ThreatNG Security

View Original

SharePoint

Threat NG Staff

SharePoint is a web-based platform developed by Microsoft that helps organizations manage content, collaborate on projects, and share information. It offers features like:

  • Document libraries and version control

  • Team sites and wikis

  • Workflow automation

  • Integration with other Microsoft Office applications

SharePoint is widely used within organizations for internal collaboration. However, organizations must identify and track all externally identifiable SharePoint implementations connected to their operations. It includes:

  • Public-Facing SharePoint Sites: Some organizations might have public-facing SharePoint sites accessible to external users or partners.

  • Subsidiaries and Affiliates: There could be separate SharePoint sites for different branches or connected companies, potentially creating data-sharing points.

  • Third-Party Vendors and Suppliers: Many vendors might use SharePoint for collaboration within their teams when working with your organization, creating potential data exchange points.

  • Shadow IT: Employees might use unauthorized personal or external SharePoint sites for work, introducing security risks.

Understanding the entire SharePoint ecosystem is critical for cybersecurity reasons:

  • Attack Surface Expansion: Every connected SharePoint site represents a potential entry point for attackers. Vulnerabilities in a third-party's SharePoint setup could be exploited to access your organization's data on the site.

  • Data Leakage: SharePoint sites often store sensitive information like project details, documents, and credentials. A compromised site can expose this data and lead to breaches.

  • Misconfigured Permissions: Improper access controls on SharePoint sites can grant unauthorized users access to sensitive information.

  • Compliance Issues: Regulations like GDPR and HIPAA have strict data security requirements. Organizations must know where their data resides and how it flows through connected SharePoint sites to ensure compliance.

By comprehensively mapping their SharePoint ecosystem, organizations can proactively manage security risks and protect their data from unauthorized access within their network and their partners.

ThreatNG fortifying your SharePoint Ecosystem

ThreatNG, with its combined EASM, DRP, and security ratings capabilities, can be valuable in securing your organization's third-party and supply chain ecosystem, particularly regarding SharePoint implementations. Here's how:

1. External SharePoint Identification:

  • ThreatNG can scan the public internet to identify all externally facing SharePoint sites connected to the organization, its subsidiaries, and its known vendors (third-party connections).

  • This includes uncovering shadow IT situations where suppliers or employees might use unauthorized personal or external SharePoint sites.

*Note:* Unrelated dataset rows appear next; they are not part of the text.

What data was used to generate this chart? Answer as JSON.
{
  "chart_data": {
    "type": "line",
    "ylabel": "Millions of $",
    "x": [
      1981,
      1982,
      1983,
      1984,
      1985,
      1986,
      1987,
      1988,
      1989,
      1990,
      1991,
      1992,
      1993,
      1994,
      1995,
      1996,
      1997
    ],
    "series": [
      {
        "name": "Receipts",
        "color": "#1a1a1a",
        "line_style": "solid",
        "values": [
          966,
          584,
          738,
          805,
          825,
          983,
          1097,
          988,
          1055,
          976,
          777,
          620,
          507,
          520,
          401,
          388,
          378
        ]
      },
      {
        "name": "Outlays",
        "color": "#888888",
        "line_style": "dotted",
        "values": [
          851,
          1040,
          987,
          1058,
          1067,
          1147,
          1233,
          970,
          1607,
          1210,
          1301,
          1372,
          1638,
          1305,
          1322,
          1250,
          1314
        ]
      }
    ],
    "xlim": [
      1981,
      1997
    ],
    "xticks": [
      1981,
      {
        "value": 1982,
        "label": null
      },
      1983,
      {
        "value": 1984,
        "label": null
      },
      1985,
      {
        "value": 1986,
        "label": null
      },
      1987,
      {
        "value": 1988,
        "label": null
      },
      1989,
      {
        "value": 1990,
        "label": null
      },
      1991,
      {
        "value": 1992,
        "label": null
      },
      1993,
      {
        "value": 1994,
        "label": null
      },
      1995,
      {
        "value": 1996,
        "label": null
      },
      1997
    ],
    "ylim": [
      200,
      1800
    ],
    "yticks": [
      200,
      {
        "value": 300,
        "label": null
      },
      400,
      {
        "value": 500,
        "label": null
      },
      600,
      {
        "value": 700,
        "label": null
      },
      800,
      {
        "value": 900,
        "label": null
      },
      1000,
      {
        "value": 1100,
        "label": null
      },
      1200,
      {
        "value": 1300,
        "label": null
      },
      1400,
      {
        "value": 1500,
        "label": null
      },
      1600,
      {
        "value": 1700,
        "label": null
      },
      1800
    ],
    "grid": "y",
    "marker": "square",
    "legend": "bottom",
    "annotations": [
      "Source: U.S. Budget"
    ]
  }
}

2. Risk Assessment of SharePoint Sites:

  • ThreatNG can analyze the security posture of identified SharePoint sites. It includes looking for:

    • Publicly Accessible Sites: Sites accessible to anyone online pose a significant security risk.

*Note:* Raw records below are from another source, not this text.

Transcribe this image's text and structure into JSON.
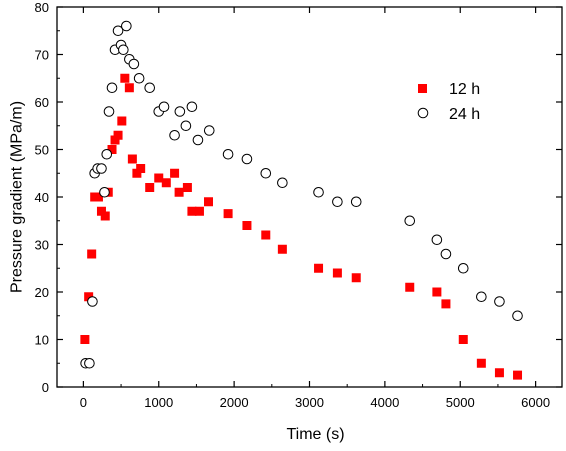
{
  "chart_data": {
    "type": "scatter",
    "xlabel": "Time (s)",
    "ylabel": "Pressure gradient (MPa/m)",
    "xlim": [
      -350,
      6350
    ],
    "ylim": [
      0,
      80
    ],
    "x_ticks": [
      0,
      1000,
      2000,
      3000,
      4000,
      5000,
      6000
    ],
    "y_ticks": [
      0,
      10,
      20,
      30,
      40,
      50,
      60,
      70,
      80
    ],
    "grid": false,
    "legend_position": "top-right",
    "series": [
      {
        "name": "12 h",
        "marker": "filled-square",
        "color": "#ff0000",
        "points": [
          [
            20,
            10
          ],
          [
            70,
            19
          ],
          [
            110,
            28
          ],
          [
            150,
            40
          ],
          [
            200,
            40
          ],
          [
            240,
            37
          ],
          [
            290,
            36
          ],
          [
            330,
            41
          ],
          [
            380,
            50
          ],
          [
            420,
            52
          ],
          [
            460,
            53
          ],
          [
            510,
            56
          ],
          [
            550,
            65
          ],
          [
            610,
            63
          ],
          [
            650,
            48
          ],
          [
            710,
            45
          ],
          [
            760,
            46
          ],
          [
            880,
            42
          ],
          [
            1000,
            44
          ],
          [
            1100,
            43
          ],
          [
            1210,
            45
          ],
          [
            1270,
            41
          ],
          [
            1380,
            42
          ],
          [
            1440,
            37
          ],
          [
            1540,
            37
          ],
          [
            1660,
            39
          ],
          [
            1920,
            36.5
          ],
          [
            2170,
            34
          ],
          [
            2420,
            32
          ],
          [
            2640,
            29
          ],
          [
            3120,
            25
          ],
          [
            3370,
            24
          ],
          [
            3620,
            23
          ],
          [
            4330,
            21
          ],
          [
            4690,
            20
          ],
          [
            4810,
            17.5
          ],
          [
            5040,
            10
          ],
          [
            5280,
            5
          ],
          [
            5520,
            3
          ],
          [
            5760,
            2.5
          ]
        ]
      },
      {
        "name": "24 h",
        "marker": "open-circle",
        "color": "#000000",
        "points": [
          [
            30,
            5
          ],
          [
            80,
            5
          ],
          [
            120,
            18
          ],
          [
            150,
            45
          ],
          [
            190,
            46
          ],
          [
            240,
            46
          ],
          [
            280,
            41
          ],
          [
            310,
            49
          ],
          [
            340,
            58
          ],
          [
            380,
            63
          ],
          [
            420,
            71
          ],
          [
            460,
            75
          ],
          [
            500,
            72
          ],
          [
            530,
            71
          ],
          [
            570,
            76
          ],
          [
            610,
            69
          ],
          [
            670,
            68
          ],
          [
            740,
            65
          ],
          [
            880,
            63
          ],
          [
            1000,
            58
          ],
          [
            1070,
            59
          ],
          [
            1210,
            53
          ],
          [
            1280,
            58
          ],
          [
            1360,
            55
          ],
          [
            1440,
            59
          ],
          [
            1520,
            52
          ],
          [
            1670,
            54
          ],
          [
            1920,
            49
          ],
          [
            2170,
            48
          ],
          [
            2420,
            45
          ],
          [
            2640,
            43
          ],
          [
            3120,
            41
          ],
          [
            3370,
            39
          ],
          [
            3620,
            39
          ],
          [
            4330,
            35
          ],
          [
            4690,
            31
          ],
          [
            4810,
            28
          ],
          [
            5040,
            25
          ],
          [
            5280,
            19
          ],
          [
            5520,
            18
          ],
          [
            5760,
            15
          ]
        ]
      }
    ]
  }
}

    • Misconfigured Permissions: Improper access controls granting unauthorized users access to sensitive data.

    • Outdated Software: Outdated versions of SharePoint may contain known vulnerabilities.

3. Continuous Monitoring:

  • ThreatNG can continuously monitor the external attack surface for changes, including new SharePoint sites or newly discovered vulnerabilities in existing ones.

4. Integration with Security solutions:

  • ThreatNG integrates with various security solutions to create a holistic security posture:

    • GRC (Governance, Risk, and Compliance): Identified risks are fed into the GRC platform, triggering pre-defined workflows for third-party risk management.

    • Risk Management Platforms: ThreatNG shares risk data to help prioritize remediation efforts based on potential impact.

    • SaaS Security Posture Management (SSPM) solutions: ThreatNG can share details about the SharePoint site with the SSPM solution, which then assesses the supplier's overall security posture.

Workflow Example:

  1. ThreatNG identifies a public SharePoint site: The organization receives an alert from ThreatNG about a publicly accessible SharePoint site where a supplier uses sensitive project documents.

  2. Risk Management & GRC Integration: The risk is fed into the risk management platform and triggers a workflow in the GRC system for third-party risk management.

  3. Communication and Remediation: The organization contacts the supplier, notifying them of the publicly accessible site and requesting that it be made private or sensitive data be removed. The risk management platform tracks progress and ensures closure.

Desired Business Outcomes:

  • Reduced Third-Party Risk: Organizations can hold suppliers accountable for maintaining secure collaboration by proactively identifying and assessing external SharePoint sites.

  • Improved Security Posture: Continuous monitoring helps identify and address vulnerabilities before they can be exploited, preventing data breaches and unauthorized access.

  • Streamlined Workflow: Integration with existing security solutions allows for a centralized view of security risks and facilitates a more efficient response process.

  • Enhanced Compliance: Improved visibility into third-party security posture helps organizations meet compliance requirements related to data protection.

ThreatNG acts as the initial line of defense, uncovering external SharePoint sites and potential security risks. It then integrates with existing security solutions to streamline the risk management process and achieve a more secure third-party and supply chain ecosystem, specifically for SharePoint collaboration platforms.